Through the SFF, Start Network can commit to:
- A LOCALLY-LED APPROACH: The SFF will equip frontline civil society responders with the risk analytics, training, networks and finances needed to be collectively prepared for crises. Local communities will determine which risks should be prioritised and what anticipatory actions can be put in place to mitigate these risks. This process is underway in 6 countries, and will expand to 10 within the next few years.
- SCALABILITY: The SFF will maintain a diversity of anticipatory action approaches; because some crises can and should be modelled in advance, and some can’t. It will scale the flexible funding on offer through the Start Fund, increasing the number of anticipatory activations. It will also ensure predictable funding on standby through Start Ready, ensuring that pre-agreed collective plans can be put into action when crisis triggers are met.
- EFFICIENCY: The SFF will offer a new model for managing pre-positioned anticipatory financing; this draws on global best practice on risk pooling and layering of different finance instruments, taking lessons learnt from other sectors and applying these to humanitarian action for the first time. This ensures that the funds pre-positioned ahead of crises can achieve up to 4 times the impact.
The Start Financing Facility is our commitment to enabling locally-led anticipatory action at scale. And we must scale-up this work in order to meet the climate crisis. But we can’t do this alone. We are working with a wonderful range of partners including our member NGOs, donors, national meteorological offices, national disaster management agencies, universities, the World Bank and many others.

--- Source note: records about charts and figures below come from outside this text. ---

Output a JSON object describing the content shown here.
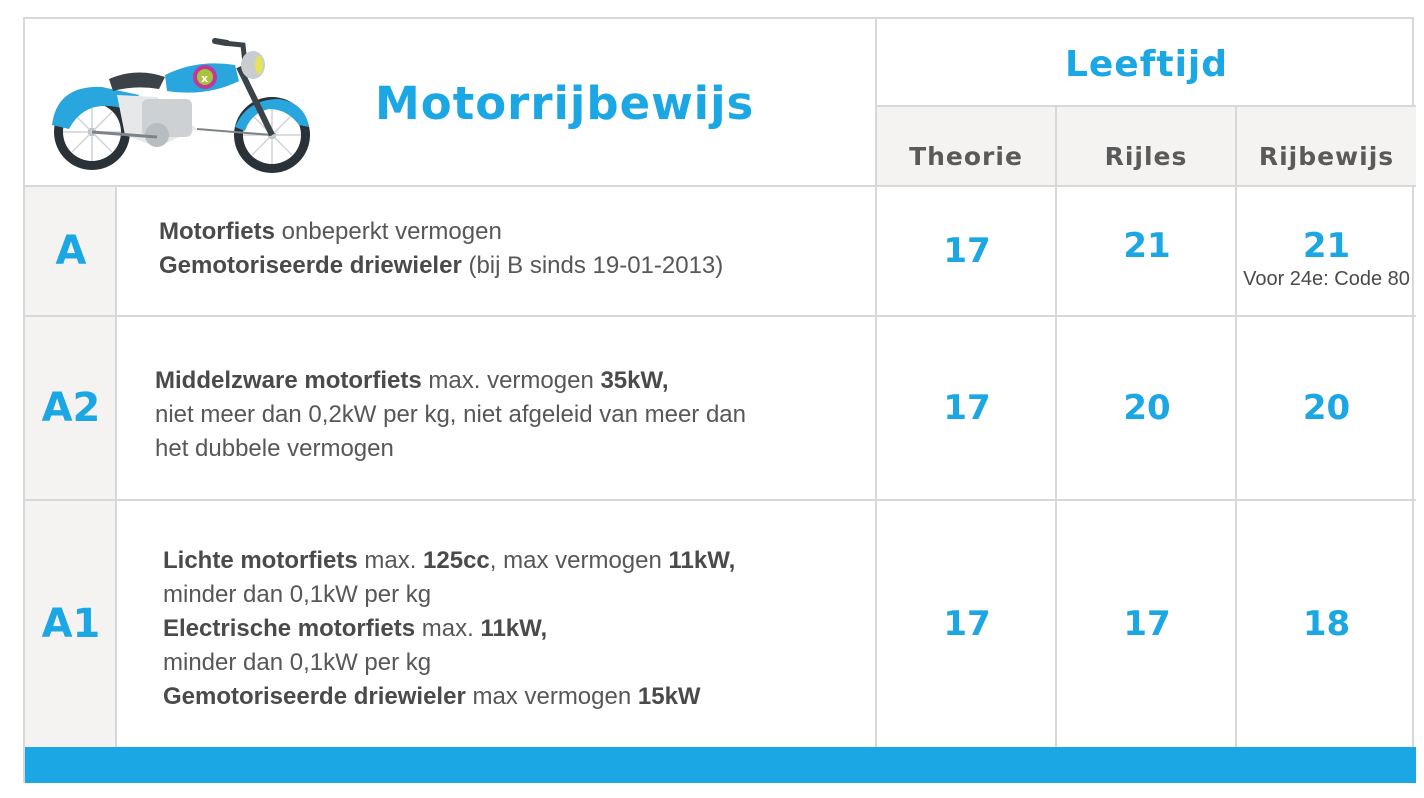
{
  "header": {
    "title": "Motorrijbewijs",
    "age_group_label": "Leeftijd",
    "columns": [
      "Theorie",
      "Rijles",
      "Rijbewijs"
    ]
  },
  "icons": {
    "motorcycle": "motorcycle-icon"
  },
  "colors": {
    "accent": "#1ba7e3",
    "text": "#4a4a4a",
    "header_bg": "#f4f3f2",
    "border": "#d8d8d8"
  },
  "rows": [
    {
      "category": "A",
      "lines": [
        [
          {
            "b": "Motorfiets"
          },
          {
            "t": " onbeperkt vermogen"
          }
        ],
        [
          {
            "b": "Gemotoriseerde driewieler"
          },
          {
            "t": " (bij B sinds 19-01-2013)"
          }
        ]
      ],
      "theorie": "17",
      "rijles": "21",
      "rijbewijs": "21",
      "rijbewijs_note": "Voor 24e: Code 80"
    },
    {
      "category": "A2",
      "lines": [
        [
          {
            "b": "Middelzware motorfiets"
          },
          {
            "t": " max. vermogen "
          },
          {
            "b": "35kW,"
          }
        ],
        [
          {
            "t": "niet meer dan 0,2kW per kg, niet afgeleid van meer dan"
          }
        ],
        [
          {
            "t": "het dubbele vermogen"
          }
        ]
      ],
      "theorie": "17",
      "rijles": "20",
      "rijbewijs": "20"
    },
    {
      "category": "A1",
      "lines": [
        [
          {
            "b": "Lichte motorfiets"
          },
          {
            "t": " max. "
          },
          {
            "b": "125cc"
          },
          {
            "t": ", max vermogen "
          },
          {
            "b": "11kW,"
          }
        ],
        [
          {
            "t": "minder dan 0,1kW per kg"
          }
        ],
        [
          {
            "b": "Electrische motorfiets"
          },
          {
            "t": " max. "
          },
          {
            "b": "11kW,"
          }
        ],
        [
          {
            "t": "minder dan 0,1kW per kg"
          }
        ],
        [
          {
            "b": "Gemotoriseerde driewieler"
          },
          {
            "t": " max vermogen "
          },
          {
            "b": "15kW"
          }
        ]
      ],
      "theorie": "17",
      "rijles": "17",
      "rijbewijs": "18"
    }
  ]
}
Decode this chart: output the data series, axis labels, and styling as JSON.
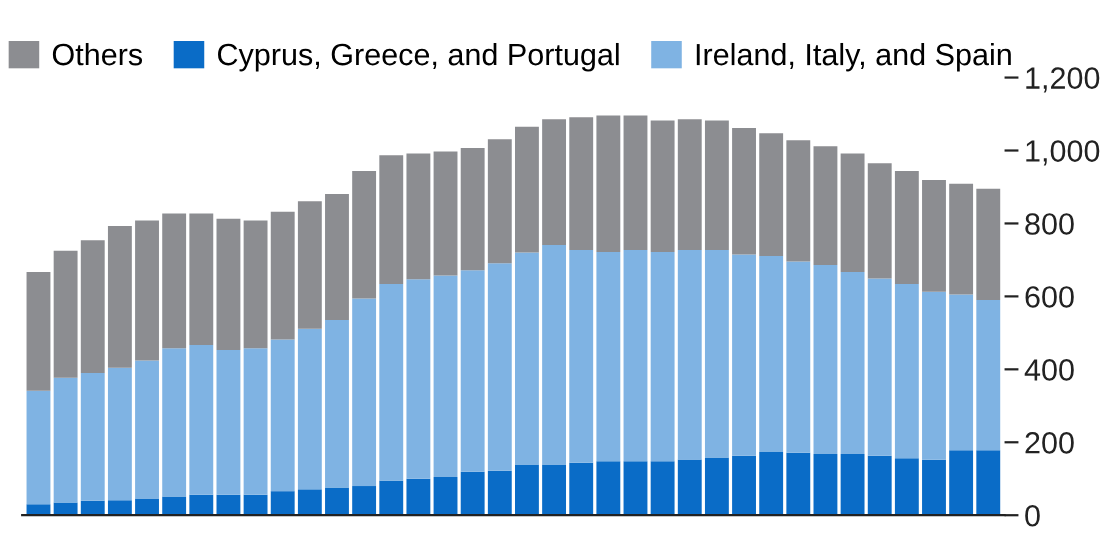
{
  "chart_data": {
    "type": "bar",
    "stacked": true,
    "categories": [
      null,
      null,
      null,
      null,
      null,
      null,
      null,
      null,
      null,
      null,
      null,
      null,
      null,
      null,
      null,
      null,
      null,
      null,
      null,
      null,
      null,
      null,
      null,
      null,
      null,
      null,
      null,
      null,
      null,
      null,
      null,
      null,
      null,
      null,
      null,
      null
    ],
    "series": [
      {
        "name": "Cyprus, Greece, and Portugal",
        "color": "#0a6cc7",
        "values": [
          30,
          35,
          40,
          41,
          46,
          51,
          56,
          56,
          56,
          66,
          71,
          76,
          80,
          95,
          100,
          105,
          119,
          122,
          139,
          139,
          144,
          148,
          148,
          148,
          153,
          158,
          163,
          173,
          171,
          168,
          168,
          163,
          156,
          152,
          178,
          178
        ]
      },
      {
        "name": "Ireland, Italy, and Spain",
        "color": "#7fb3e3",
        "values": [
          311,
          342,
          350,
          363,
          378,
          407,
          411,
          397,
          402,
          416,
          440,
          459,
          514,
          539,
          547,
          552,
          553,
          569,
          581,
          602,
          583,
          574,
          579,
          574,
          574,
          569,
          552,
          538,
          525,
          518,
          499,
          486,
          478,
          461,
          427,
          412
        ]
      },
      {
        "name": "Others",
        "color": "#8c8d91",
        "values": [
          326,
          348,
          364,
          389,
          384,
          369,
          360,
          360,
          350,
          350,
          350,
          346,
          350,
          353,
          345,
          340,
          335,
          340,
          345,
          345,
          364,
          374,
          369,
          360,
          359,
          355,
          347,
          336,
          332,
          326,
          325,
          316,
          310,
          306,
          304,
          305
        ]
      }
    ],
    "ylim": [
      0,
      1200
    ],
    "yticks": [
      0,
      200,
      400,
      600,
      800,
      {
        "value": 1000,
        "label": "1,000"
      },
      {
        "value": 1200,
        "label": "1,200"
      }
    ],
    "legend": "top left",
    "grid": false
  }
}
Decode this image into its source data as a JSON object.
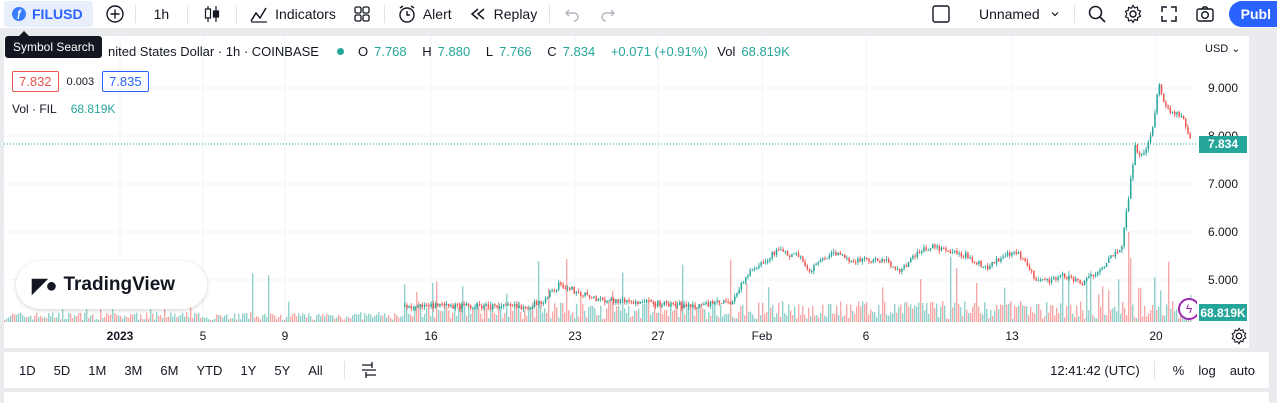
{
  "toolbar": {
    "symbol": "FILUSD",
    "interval": "1h",
    "indicators_label": "Indicators",
    "alert_label": "Alert",
    "replay_label": "Replay",
    "layout_name": "Unnamed",
    "publish_label": "Publ"
  },
  "tooltip": {
    "symbol_search": "Symbol Search"
  },
  "legend": {
    "title": "nited States Dollar · 1h · COINBASE",
    "o_label": "O",
    "o": "7.768",
    "h_label": "H",
    "h": "7.880",
    "l_label": "L",
    "l": "7.766",
    "c_label": "C",
    "c": "7.834",
    "change": "+0.071 (+0.91%)",
    "vol_label": "Vol",
    "vol": "68.819K"
  },
  "quote": {
    "bid": "7.832",
    "spread": "0.003",
    "ask": "7.835"
  },
  "volume_legend": {
    "label": "Vol · FIL",
    "value": "68.819K"
  },
  "logo": {
    "text": "TradingView"
  },
  "price_axis": {
    "currency": "USD",
    "ticks": [
      "9.000",
      "8.000",
      "7.000",
      "6.000",
      "5.000"
    ],
    "last_price": "7.834",
    "last_volume": "68.819K"
  },
  "time_axis": {
    "ticks": [
      {
        "label": "2023",
        "bold": true
      },
      {
        "label": "5",
        "bold": false
      },
      {
        "label": "9",
        "bold": false
      },
      {
        "label": "16",
        "bold": false
      },
      {
        "label": "23",
        "bold": false
      },
      {
        "label": "27",
        "bold": false
      },
      {
        "label": "Feb",
        "bold": false
      },
      {
        "label": "6",
        "bold": false
      },
      {
        "label": "13",
        "bold": false
      },
      {
        "label": "20",
        "bold": false
      }
    ]
  },
  "bottom_bar": {
    "ranges": [
      "1D",
      "5D",
      "1M",
      "3M",
      "6M",
      "YTD",
      "1Y",
      "5Y",
      "All"
    ],
    "clock": "12:41:42 (UTC)",
    "percent_label": "%",
    "log_label": "log",
    "auto_label": "auto"
  },
  "colors": {
    "up": "#26a69a",
    "down": "#ef5350",
    "accent": "#2962ff"
  },
  "chart_data": {
    "type": "candlestick",
    "symbol": "FILUSD",
    "interval": "1h",
    "exchange": "COINBASE",
    "ylim": [
      4.0,
      9.6
    ],
    "last": 7.834,
    "path": [
      [
        0,
        4.45
      ],
      [
        0.07,
        4.45
      ],
      [
        0.11,
        4.45
      ],
      [
        0.125,
        4.45
      ],
      [
        0.155,
        4.45
      ],
      [
        0.175,
        4.55
      ],
      [
        0.195,
        4.9
      ],
      [
        0.245,
        4.6
      ],
      [
        0.33,
        4.5
      ],
      [
        0.36,
        4.45
      ],
      [
        0.415,
        4.55
      ],
      [
        0.435,
        5.1
      ],
      [
        0.45,
        5.3
      ],
      [
        0.475,
        5.65
      ],
      [
        0.48,
        5.55
      ],
      [
        0.5,
        5.5
      ],
      [
        0.515,
        5.2
      ],
      [
        0.535,
        5.5
      ],
      [
        0.545,
        5.55
      ],
      [
        0.56,
        5.45
      ],
      [
        0.58,
        5.4
      ],
      [
        0.61,
        5.4
      ],
      [
        0.63,
        5.2
      ],
      [
        0.655,
        5.6
      ],
      [
        0.67,
        5.7
      ],
      [
        0.7,
        5.55
      ],
      [
        0.715,
        5.5
      ],
      [
        0.74,
        5.25
      ],
      [
        0.76,
        5.5
      ],
      [
        0.78,
        5.55
      ],
      [
        0.8,
        5.05
      ],
      [
        0.82,
        5.0
      ],
      [
        0.84,
        5.1
      ],
      [
        0.86,
        4.9
      ],
      [
        0.88,
        5.2
      ],
      [
        0.9,
        5.5
      ],
      [
        0.91,
        5.6
      ],
      [
        0.918,
        6.5
      ],
      [
        0.928,
        7.8
      ],
      [
        0.935,
        7.5
      ],
      [
        0.95,
        8.1
      ],
      [
        0.958,
        9.1
      ],
      [
        0.965,
        8.7
      ],
      [
        0.975,
        8.5
      ],
      [
        0.988,
        8.4
      ],
      [
        1.0,
        7.83
      ]
    ]
  }
}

We would particularly like to thank the UK and Germany for driving this agenda forward, and to our fellow members of the Anticipatory Action Task Force; The International Federation of Red Cross and Red Crescent Societies (IFRC), The UN’s World Food Programme (WFP), The United Nations Food and Agriculture Organization (FAO), and The United Nations Office for the Coordination of Humanitarian Affairs (OCHA) for their work implementing these approaches.
Now let me leave you with this thought. If the level of discussion, interest, research and side-events on anticipatory action were any barometer for the level of real funding we see being channelled to this approach, we would be in a very different place today. We have the technology to anticipate crises, in many places we have the systems ready to go, what we need is the funds to scale this up. Let’s support at-risk communities to get ahead of predictable crises.